2. PURCHASE AND SALE OF NOTES;
(a) Purchase of Note at the Closing. Subject to the satisfaction (or waiver) of the terms and conditions of this Agreement, the Investor agrees to purchase at the Closing and the Company agrees to sell and issue to the Investor at the Closing a Note in the original principal amount of $1,500,000 (the “Original Principal Amount”) for a purchase price equal to Original Principal Amount minus an original issue discount of 6% (the “OID”).
(b) Closing Deliverables. At the Closing, the following transactions shall occur and shall be deemed to take place simultaneously.

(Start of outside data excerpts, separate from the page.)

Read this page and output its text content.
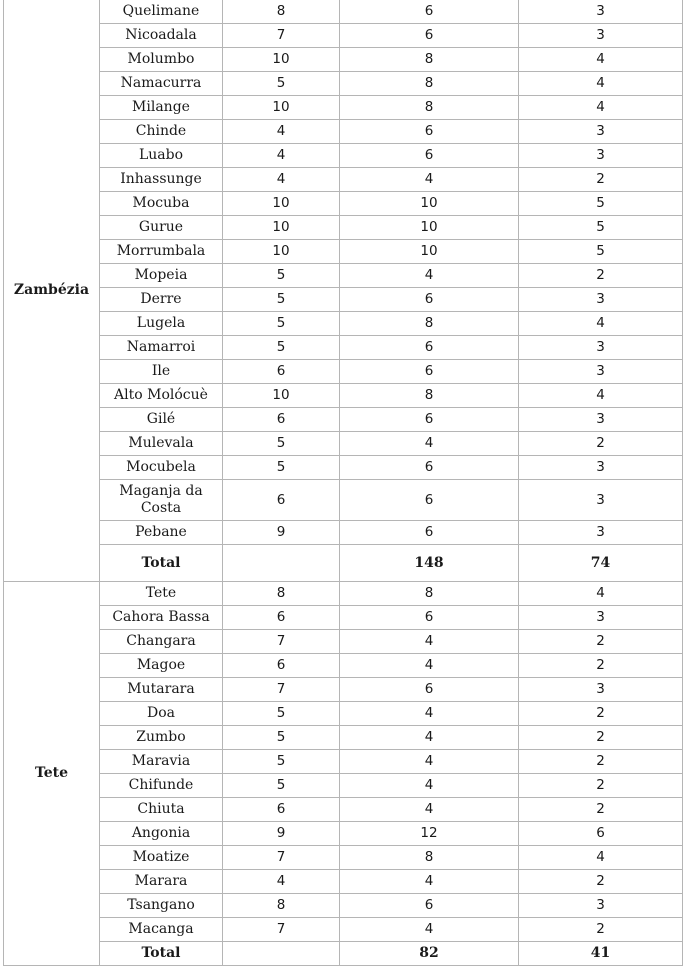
Zambézia	Quelimane	8	6	3
	Nicoadala	7	6	3
	Molumbo	10	8	4
	Namacurra	5	8	4
	Milange	10	8	4
	Chinde	4	6	3
	Luabo	4	6	3
	Inhassunge	4	4	2
	Mocuba	10	10	5
	Gurue	10	10	5
	Morrumbala	10	10	5
	Mopeia	5	4	2
	Derre	5	6	3
	Lugela	5	8	4
	Namarroi	5	6	3
	Ile	6	6	3
	Alto Molócuè	10	8	4
	Gilé	6	6	3
	Mulevala	5	4	2
	Mocubela	5	6	3
	Maganja da Costa	6	6	3
	Pebane	9	6	3
	Total		148	74
Tete	Tete	8	8	4
	Cahora Bassa	6	6	3
	Changara	7	4	2
	Magoe	6	4	2
	Mutarara	7	6	3
	Doa	5	4	2
	Zumbo	5	4	2
	Maravia	5	4	2
	Chifunde	5	4	2
	Chiuta	6	4	2
	Angonia	9	12	6
	Moatize	7	8	4
	Marara	4	4	2
	Tsangano	8	6	3
	Macanga	7	4	2
	Total		82	41
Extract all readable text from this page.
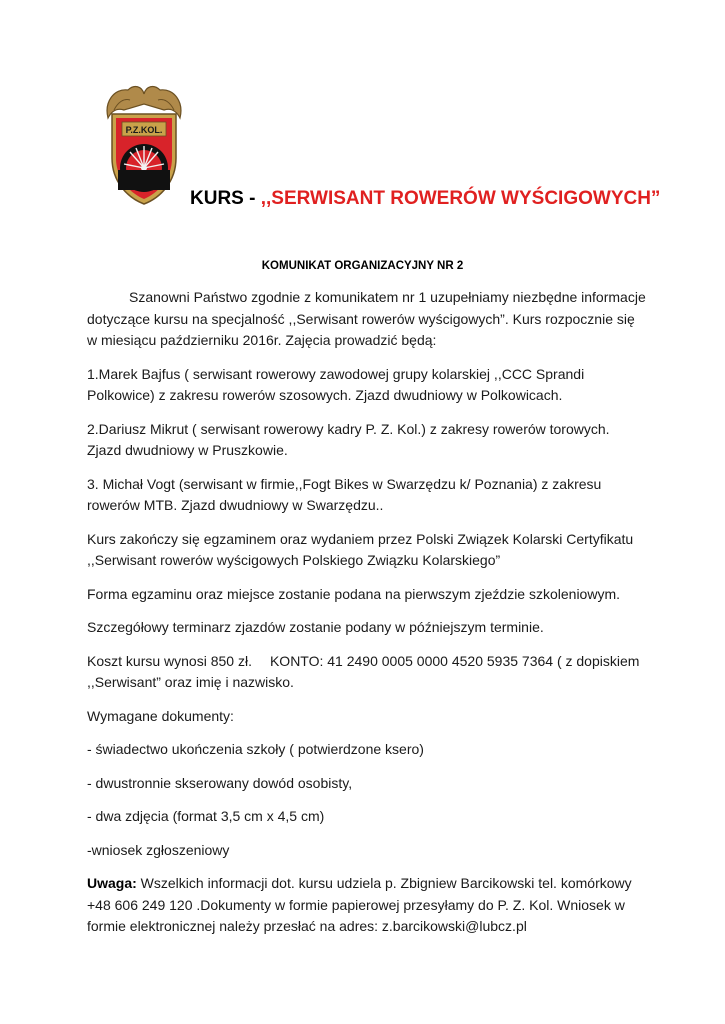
P.Z.KOL.
KURS - ,,SERWISANT ROWERÓW WYŚCIGOWYCH”
KOMUNIKAT ORGANIZACYJNY NR 2

Szanowni Państwo zgodnie z komunikatem nr 1 uzupełniamy niezbędne informacje dotyczące kursu na specjalność ,,Serwisant rowerów wyścigowych”. Kurs rozpocznie się w miesiącu październiku 2016r. Zajęcia prowadzić będą:

1.Marek Bajfus ( serwisant rowerowy zawodowej grupy kolarskiej ,,CCC Sprandi Polkowice) z zakresu rowerów szosowych. Zjazd dwudniowy w Polkowicach.

2.Dariusz Mikrut ( serwisant rowerowy kadry P. Z. Kol.) z zakresy rowerów torowych. Zjazd dwudniowy w Pruszkowie.

3. Michał Vogt (serwisant w firmie,,Fogt Bikes w Swarzędzu k/ Poznania) z zakresu rowerów MTB. Zjazd dwudniowy w Swarzędzu..

Kurs zakończy się egzaminem oraz wydaniem przez Polski Związek Kolarski Certyfikatu ,,Serwisant rowerów wyścigowych Polskiego Związku Kolarskiego”

Forma egzaminu oraz miejsce zostanie podana na pierwszym zjeździe szkoleniowym.

Szczegółowy terminarz zjazdów zostanie podany w późniejszym terminie.

Koszt kursu wynosi 850 zł. KONTO: 41 2490 0005 0000 4520 5935 7364 ( z dopiskiem ,,Serwisant” oraz imię i nazwisko.

Wymagane dokumenty:

- świadectwo ukończenia szkoły ( potwierdzone ksero)

- dwustronnie skserowany dowód osobisty,

- dwa zdjęcia (format 3,5 cm x 4,5 cm)

-wniosek zgłoszeniowy

Uwaga: Wszelkich informacji dot. kursu udziela p. Zbigniew Barcikowski tel. komórkowy +48 606 249 120 .Dokumenty w formie papierowej przesyłamy do P. Z. Kol. Wniosek w formie elektronicznej należy przesłać na adres: z.barcikowski@lubcz.pl
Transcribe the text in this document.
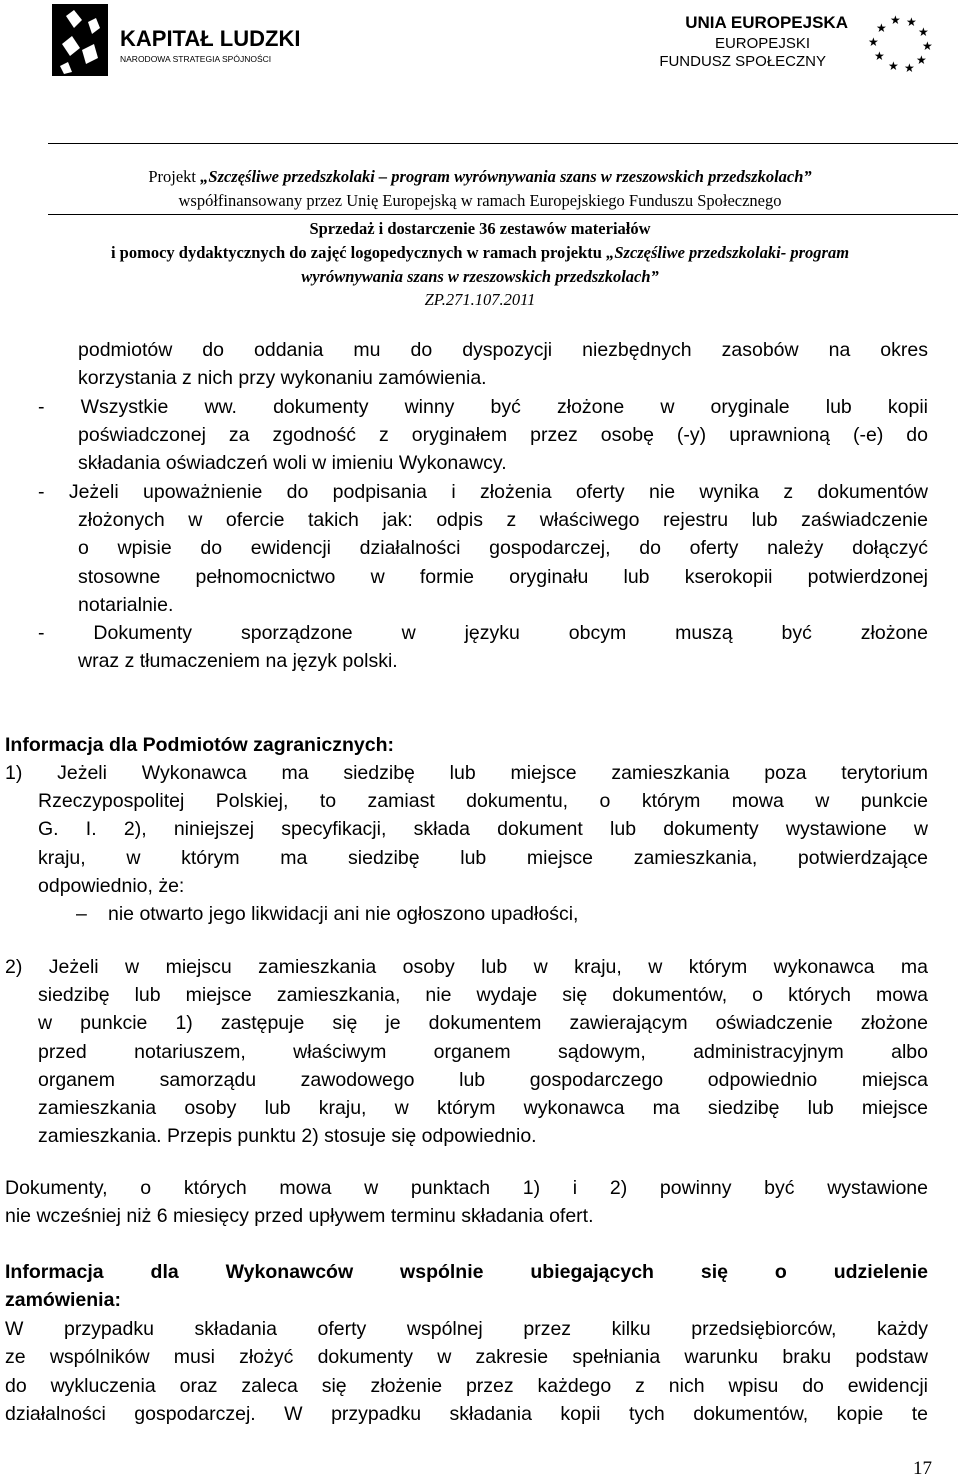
KAPITAŁ LUDZKI
NARODOWA STRATEGIA SPÓJNOŚCI
UNIA EUROPEJSKA
EUROPEJSKI
FUNDUSZ SPOŁECZNY
★ ★
★	★
★	★
★	★
★ ★
Projekt „Szczęśliwe przedszkolaki – program wyrównywania szans w rzeszowskich przedszkolach”
współfinansowany przez Unię Europejską w ramach Europejskiego Funduszu Społecznego
Sprzedaż i dostarczenie 36 zestawów materiałów
i pomocy dydaktycznych do zajęć logopedycznych w ramach projektu „Szczęśliwe przedszkolaki- program
wyrównywania szans w rzeszowskich przedszkolach”
ZP.271.107.2011

podmiotów do oddania mu do dyspozycji niezbędnych zasobów na okres

korzystania z nich przy wykonaniu zamówienia.

- Wszystkie ww. dokumenty winny być złożone w oryginale lub kopii

poświadczonej za zgodność z oryginałem przez osobę (-y) uprawnioną (-e) do

składania oświadczeń woli w imieniu Wykonawcy.

- Jeżeli upoważnienie do podpisania i złożenia oferty nie wynika z dokumentów

złożonych w ofercie takich jak: odpis z właściwego rejestru lub zaświadczenie

o wpisie do ewidencji działalności gospodarczej, do oferty należy dołączyć

stosowne pełnomocnictwo w formie oryginału lub kserokopii potwierdzonej

notarialnie.

- Dokumenty sporządzone w języku obcym muszą być złożone

wraz z tłumaczeniem na język polski.

Informacja dla Podmiotów zagranicznych:

1) Jeżeli Wykonawca ma siedzibę lub miejsce zamieszkania poza terytorium

Rzeczypospolitej Polskiej, to zamiast dokumentu, o którym mowa w punkcie

G. I. 2), niniejszej specyfikacji, składa dokument lub dokumenty wystawione w

kraju, w którym ma siedzibę lub miejsce zamieszkania, potwierdzające

odpowiednio, że:

–	nie otwarto jego likwidacji ani nie ogłoszono upadłości,

2) Jeżeli w miejscu zamieszkania osoby lub w kraju, w którym wykonawca ma

siedzibę lub miejsce zamieszkania, nie wydaje się dokumentów, o których mowa

w punkcie 1) zastępuje się je dokumentem zawierającym oświadczenie złożone

przed notariuszem, właściwym organem sądowym, administracyjnym albo

organem samorządu zawodowego lub gospodarczego odpowiednio miejsca

zamieszkania osoby lub kraju, w którym wykonawca ma siedzibę lub miejsce

zamieszkania. Przepis punktu 2) stosuje się odpowiednio.

Dokumenty, o których mowa w punktach 1) i 2) powinny być wystawione

nie wcześniej niż 6 miesięcy przed upływem terminu składania ofert.

Informacja dla Wykonawców wspólnie ubiegających się o udzielenie

zamówienia:

W przypadku składania oferty wspólnej przez kilku przedsiębiorców, każdy

ze wspólników musi złożyć dokumenty w zakresie spełniania warunku braku podstaw

do wykluczenia oraz zaleca się złożenie przez każdego z nich wpisu do ewidencji

działalności gospodarczej. W przypadku składania kopii tych dokumentów, kopie te

17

No transaction shall be deemed to have been completed or any document delivered until all such transactions have been completed and all required documents have been delivered, unless waived in writing by the receiving Party: (i) the Company shall deliver, or cause to be delivered, to the Investor a duly executed Note in the face amount of the Original Principal Amount and the Investor shall pay to the Company the Original Principal Amount of the Note issued to the Inventor (less the OID) by wire transfer to the account of the Company as specified on Schedule I to the Note.
3. Conditions Precedent to Closing. The obligation of the Investor hereunder to purchase the Note at the Closing is subject to the satisfaction, at or before the date of the Closing, of each of the following conditions, provided that these conditions are for the Investor’s sole benefit and may be waived by the Investor at any time in its sole discretion.
(a) The Representations and Warranties of the Company are true and correct.
(b) No event shall have occurred since the date of this Agreement that could result in, or reasonably be expected to result in a Material Adverse Effect, where “Material Adverse Effect” shall mean any condition, circumstance, or situation that may result in, or would reasonably be expected to result in (i) a material adverse effect on the legality, validity or enforceability of this Agreement or the Note, (collectively, the “Transaction Documents”), (ii) a material adverse effect on the results of operations, assets, business, prospects or condition (financial or otherwise) of the Company, or (iii) a material adverse effect on the Company or it’s ability to perform in any material respect on a timely basis its obligations under any Transaction Document.
(c) The shares of the Company’s common stock (the “Common Stock”) shall be authorized for quotation or trading on the OTC Markets OTCQB (the “Primary Market”) and trading in the common stock of the Company shall not have been suspended for any reason.
(d) The Company is, and has been for a period of at least 90 days immediately prior to the Closing, subject to the reporting requirements of section 13 or 15(d) of the Securities Exchange Act of 1934 (the “Exchange Act”).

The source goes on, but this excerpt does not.